Hoping you all had a very Merry Christmas! This year was my first Christmas as a parent, and it was wonderful. Most of the time, I sit back in anticipation of relaxing and putting little work into Christmas and the events that ensue, but this year, my husband and I were the ones who got to shop for and anticipate the reactions to new toys, books, and family traditions that we shared and created for the first time together. Christmas as a mom is the best.
As for the next holiday, I’m not much for making New Year’s resolutions. I’ve done it once or twice and they always end up broken or untouched. Plus, I think, what’s the point in waiting until the New Year to change something or start something new? Just do it now! Though I do feel that as the end of the year approaches, it is a great time to reflect on what has happened and what there is to look forward to in the future. A lot has changed for me this year, the most obvious and best being that I became a mother.

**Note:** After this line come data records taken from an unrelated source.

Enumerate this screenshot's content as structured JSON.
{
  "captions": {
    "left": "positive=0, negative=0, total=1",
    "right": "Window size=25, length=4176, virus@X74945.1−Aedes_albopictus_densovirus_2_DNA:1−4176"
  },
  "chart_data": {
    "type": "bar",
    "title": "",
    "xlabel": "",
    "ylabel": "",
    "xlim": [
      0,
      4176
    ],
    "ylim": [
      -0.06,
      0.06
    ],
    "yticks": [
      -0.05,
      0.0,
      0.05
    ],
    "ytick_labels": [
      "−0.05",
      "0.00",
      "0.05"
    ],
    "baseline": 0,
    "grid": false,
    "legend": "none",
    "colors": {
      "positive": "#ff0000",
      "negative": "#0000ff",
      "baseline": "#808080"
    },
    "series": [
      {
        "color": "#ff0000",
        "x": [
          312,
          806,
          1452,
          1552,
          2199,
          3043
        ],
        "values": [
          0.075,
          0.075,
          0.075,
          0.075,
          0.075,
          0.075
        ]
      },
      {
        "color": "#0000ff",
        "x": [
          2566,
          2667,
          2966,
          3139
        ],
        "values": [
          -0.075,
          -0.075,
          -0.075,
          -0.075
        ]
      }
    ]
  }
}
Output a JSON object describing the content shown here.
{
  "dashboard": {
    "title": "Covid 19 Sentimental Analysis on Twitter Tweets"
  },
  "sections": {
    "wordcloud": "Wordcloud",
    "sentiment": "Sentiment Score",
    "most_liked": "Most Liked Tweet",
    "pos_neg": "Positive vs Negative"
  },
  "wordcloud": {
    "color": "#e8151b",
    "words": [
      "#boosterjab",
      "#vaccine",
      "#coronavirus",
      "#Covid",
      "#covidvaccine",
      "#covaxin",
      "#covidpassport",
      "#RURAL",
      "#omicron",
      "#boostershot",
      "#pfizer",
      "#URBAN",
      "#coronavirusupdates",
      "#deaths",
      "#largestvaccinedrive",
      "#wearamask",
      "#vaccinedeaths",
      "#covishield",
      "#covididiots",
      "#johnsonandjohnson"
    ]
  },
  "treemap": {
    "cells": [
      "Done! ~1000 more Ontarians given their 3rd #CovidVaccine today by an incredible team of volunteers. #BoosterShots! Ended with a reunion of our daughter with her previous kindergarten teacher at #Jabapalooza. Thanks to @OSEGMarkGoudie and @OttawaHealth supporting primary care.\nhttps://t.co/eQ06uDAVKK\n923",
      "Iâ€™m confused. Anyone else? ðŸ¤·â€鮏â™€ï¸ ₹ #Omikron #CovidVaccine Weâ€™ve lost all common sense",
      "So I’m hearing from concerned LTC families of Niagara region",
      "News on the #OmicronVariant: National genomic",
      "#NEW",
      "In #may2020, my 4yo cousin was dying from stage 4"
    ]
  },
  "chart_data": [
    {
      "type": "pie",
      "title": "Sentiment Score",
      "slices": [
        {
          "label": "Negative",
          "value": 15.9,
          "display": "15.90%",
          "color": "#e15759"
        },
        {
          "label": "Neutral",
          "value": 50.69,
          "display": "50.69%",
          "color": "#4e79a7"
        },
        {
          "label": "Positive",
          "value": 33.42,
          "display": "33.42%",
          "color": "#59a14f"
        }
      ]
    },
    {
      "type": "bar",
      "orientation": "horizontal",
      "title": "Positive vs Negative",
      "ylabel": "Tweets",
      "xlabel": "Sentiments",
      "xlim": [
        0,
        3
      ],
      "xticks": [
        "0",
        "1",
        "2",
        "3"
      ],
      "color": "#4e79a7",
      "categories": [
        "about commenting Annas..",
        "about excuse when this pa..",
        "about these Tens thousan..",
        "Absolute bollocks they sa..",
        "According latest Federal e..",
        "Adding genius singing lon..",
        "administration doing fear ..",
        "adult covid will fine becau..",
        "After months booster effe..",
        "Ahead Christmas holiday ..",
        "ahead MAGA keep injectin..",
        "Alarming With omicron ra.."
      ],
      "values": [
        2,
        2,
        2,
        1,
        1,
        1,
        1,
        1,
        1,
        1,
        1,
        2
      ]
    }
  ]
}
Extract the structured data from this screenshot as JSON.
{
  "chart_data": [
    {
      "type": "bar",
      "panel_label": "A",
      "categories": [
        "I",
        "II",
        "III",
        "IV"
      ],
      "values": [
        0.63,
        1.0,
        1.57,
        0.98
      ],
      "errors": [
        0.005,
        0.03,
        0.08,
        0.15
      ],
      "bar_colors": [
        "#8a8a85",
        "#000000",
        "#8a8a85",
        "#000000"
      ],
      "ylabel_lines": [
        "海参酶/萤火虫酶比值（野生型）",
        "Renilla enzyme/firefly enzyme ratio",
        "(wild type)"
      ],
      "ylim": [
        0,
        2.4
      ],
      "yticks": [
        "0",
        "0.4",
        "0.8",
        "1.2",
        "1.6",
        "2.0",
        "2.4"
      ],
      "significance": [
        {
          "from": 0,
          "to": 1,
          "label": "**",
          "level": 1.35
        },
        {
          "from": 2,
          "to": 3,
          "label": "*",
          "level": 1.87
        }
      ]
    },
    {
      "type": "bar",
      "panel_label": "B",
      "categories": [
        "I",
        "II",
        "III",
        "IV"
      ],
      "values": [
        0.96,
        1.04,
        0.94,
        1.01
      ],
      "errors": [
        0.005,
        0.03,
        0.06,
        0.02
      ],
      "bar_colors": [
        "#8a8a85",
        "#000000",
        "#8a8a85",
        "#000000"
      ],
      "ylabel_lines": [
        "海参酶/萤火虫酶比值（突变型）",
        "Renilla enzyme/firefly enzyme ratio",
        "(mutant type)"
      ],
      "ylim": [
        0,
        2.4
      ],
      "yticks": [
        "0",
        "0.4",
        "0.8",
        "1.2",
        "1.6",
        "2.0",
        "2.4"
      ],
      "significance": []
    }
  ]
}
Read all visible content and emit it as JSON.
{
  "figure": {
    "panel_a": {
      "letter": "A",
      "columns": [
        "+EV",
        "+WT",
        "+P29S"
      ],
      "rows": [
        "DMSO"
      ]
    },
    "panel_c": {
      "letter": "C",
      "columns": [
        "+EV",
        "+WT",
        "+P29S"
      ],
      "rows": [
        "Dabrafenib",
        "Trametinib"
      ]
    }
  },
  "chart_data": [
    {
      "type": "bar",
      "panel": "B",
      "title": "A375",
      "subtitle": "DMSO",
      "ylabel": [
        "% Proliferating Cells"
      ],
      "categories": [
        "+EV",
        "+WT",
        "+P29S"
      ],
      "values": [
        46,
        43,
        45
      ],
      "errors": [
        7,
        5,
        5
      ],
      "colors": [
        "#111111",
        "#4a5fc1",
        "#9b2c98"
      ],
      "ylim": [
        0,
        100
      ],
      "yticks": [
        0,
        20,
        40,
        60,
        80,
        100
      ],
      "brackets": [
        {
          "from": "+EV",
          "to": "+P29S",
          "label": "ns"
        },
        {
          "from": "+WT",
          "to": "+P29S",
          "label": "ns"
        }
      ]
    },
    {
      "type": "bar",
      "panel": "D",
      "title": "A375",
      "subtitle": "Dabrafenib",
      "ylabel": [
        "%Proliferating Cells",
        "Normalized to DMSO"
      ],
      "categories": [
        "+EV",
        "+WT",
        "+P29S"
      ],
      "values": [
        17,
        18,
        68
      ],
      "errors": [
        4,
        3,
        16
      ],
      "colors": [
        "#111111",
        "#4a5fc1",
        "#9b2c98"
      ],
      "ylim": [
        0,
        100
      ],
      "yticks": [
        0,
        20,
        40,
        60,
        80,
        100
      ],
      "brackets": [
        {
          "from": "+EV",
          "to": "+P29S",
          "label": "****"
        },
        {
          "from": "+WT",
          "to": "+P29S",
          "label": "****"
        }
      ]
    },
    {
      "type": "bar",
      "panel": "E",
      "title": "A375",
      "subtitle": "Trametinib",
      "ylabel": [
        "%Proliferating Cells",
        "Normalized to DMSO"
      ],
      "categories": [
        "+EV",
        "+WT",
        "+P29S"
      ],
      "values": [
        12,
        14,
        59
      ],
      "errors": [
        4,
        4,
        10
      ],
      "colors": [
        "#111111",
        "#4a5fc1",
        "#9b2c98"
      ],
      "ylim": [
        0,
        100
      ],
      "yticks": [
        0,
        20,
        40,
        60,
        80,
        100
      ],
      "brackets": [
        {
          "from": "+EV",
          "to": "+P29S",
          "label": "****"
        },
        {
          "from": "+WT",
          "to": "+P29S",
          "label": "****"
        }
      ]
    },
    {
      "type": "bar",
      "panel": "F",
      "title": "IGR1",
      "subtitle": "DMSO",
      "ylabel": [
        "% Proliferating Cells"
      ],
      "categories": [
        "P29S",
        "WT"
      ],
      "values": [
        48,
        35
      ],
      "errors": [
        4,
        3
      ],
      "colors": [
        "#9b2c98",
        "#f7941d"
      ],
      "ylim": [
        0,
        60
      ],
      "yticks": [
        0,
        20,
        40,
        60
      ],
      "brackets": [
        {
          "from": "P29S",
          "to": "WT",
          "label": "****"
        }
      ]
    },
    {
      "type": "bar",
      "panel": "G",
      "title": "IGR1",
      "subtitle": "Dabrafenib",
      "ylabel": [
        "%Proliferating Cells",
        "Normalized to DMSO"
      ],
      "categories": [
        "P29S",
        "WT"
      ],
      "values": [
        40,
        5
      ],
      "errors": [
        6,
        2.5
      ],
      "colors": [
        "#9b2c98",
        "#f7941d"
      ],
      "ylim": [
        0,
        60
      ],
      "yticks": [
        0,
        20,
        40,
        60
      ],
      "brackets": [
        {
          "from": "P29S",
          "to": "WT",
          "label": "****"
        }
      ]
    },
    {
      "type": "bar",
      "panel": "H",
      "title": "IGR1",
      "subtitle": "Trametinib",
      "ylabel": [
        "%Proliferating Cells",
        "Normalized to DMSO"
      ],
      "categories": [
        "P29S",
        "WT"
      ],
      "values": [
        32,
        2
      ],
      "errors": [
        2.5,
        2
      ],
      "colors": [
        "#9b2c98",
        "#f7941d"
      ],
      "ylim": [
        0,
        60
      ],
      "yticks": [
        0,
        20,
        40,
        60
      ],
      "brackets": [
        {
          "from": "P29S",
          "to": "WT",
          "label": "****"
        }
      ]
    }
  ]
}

Along with this huge, life altering and incredible change, there has been one other that really stands out. It wasn’t as instantaneous as giving birth, going from two to three in a matter of hours. This change has been growing and building for the last two years and I have finally seen it for what it is most recently. Over this last year, my relationship with my husband has grown leaps and bounds. We have a new respect for one another and a much better grasp on what a good and Godly marriage takes and how to continue to build and grow our love for one another and our family.
Kyle and I had many hard talks with God over the last two years. We were expecting to be somewhere totally different from where we are now and giving up your plans for His perfect ones isn’t always the easiest thing to do. Over the last two years, we had been disappointed with many things. We experienced disappointment with jobs, family, church, friends, and community. However, looking back now, I believe we were disappointed because we were looking for what God was showing us in all the wrong places.
I always considered Kyle and I to have a good marriage. We had a few rough spots in our first year, adjusting to life with one another and figuring out what marriage looked like for us. We dated, were engaged, and married all within a year. Because of this, we had to figure out how to fight with one another, learn how to communicate, and how to live with one another. Once we figured all this out, it’s been pretty smooth sailing. I never would have expected that God would be showing us things in our marriage at this point, when we were so comfortable with each another.
Things have always worked out for Kyle and I right in the knick of time. For example, we didn’t get our first apartment until the day before our wedding rehearsal. For the last three years, things like this have been following a similar pattern, and we definitely figured that the same “knick of time” deal would happen with Kyle’s search for a job upon completing his masters. He had several promising interviews and with each no that was received, a new and promising opportunity opened up. When we reached the end of the hiring season for his particular job interest, we were at a complete loss. What were we going to do with our lives? Everything we had planned for, everything Kyle had worked so hard for wasn’t working out. And above all, what was the lesson in this?
It was very difficult for us to be joyful in this season of life, to say the least. We felt we had been let down so many times and we often took on the “woe is me” attitude. However, looking back, I’m convinced that we have gone through this journey to truly appreciate one another and our marriage together.
Throughout these trials, there has been one constant outcome- we have come out of each disappointment, each victory, and each trial, closer. I’m not one for “mushy gushy” declarations about your significant other via the Internet, but I’m bending my distaste for such things a bit in this post and for those likeminded individuals, I apologize. I will say, I have communicated these things to my husband personally, face to face, with words…not just via a wall post, Instagram photo, clever hashtag, or Facebook status. (End rant).
I can honestly say, the man that I am married to today is not the same man that I married three years ago- he is better. Because of the hardships we faced, Kyle now leads our family with confidence, compassion, love, and wisdom. We have had countless discussions about what our marriage should look like and how to keep our love for one another growing. We have a new level of respect for each other and though we have faced a rough season of disappointment, it was not without growth.
I’m pleased to look back on the last two years and see where we were and the lessons we have learned that bring us to where we are now. In the moment of struggle, we may not always handle things graciously and it definitely wasn’t without some angry talks with God, but that’s the beauty of my faith. It’s okay to express things openly, to question and wrestle, but in the end, knowing that whatever is happening is ultimately for the best because it is God’s perfect plan for our life.
At the end of this year, I can look back and say that I am so thankful for my family. I’m blessed because of the struggles we have gone through, and know that we will face many more in the future. I have a wonderful husband that I am pleased to be living and doing life with and I cannot wait to see what this year brings us.
I wish you the happiest New Year and can’t wait to see what 2013 brings!!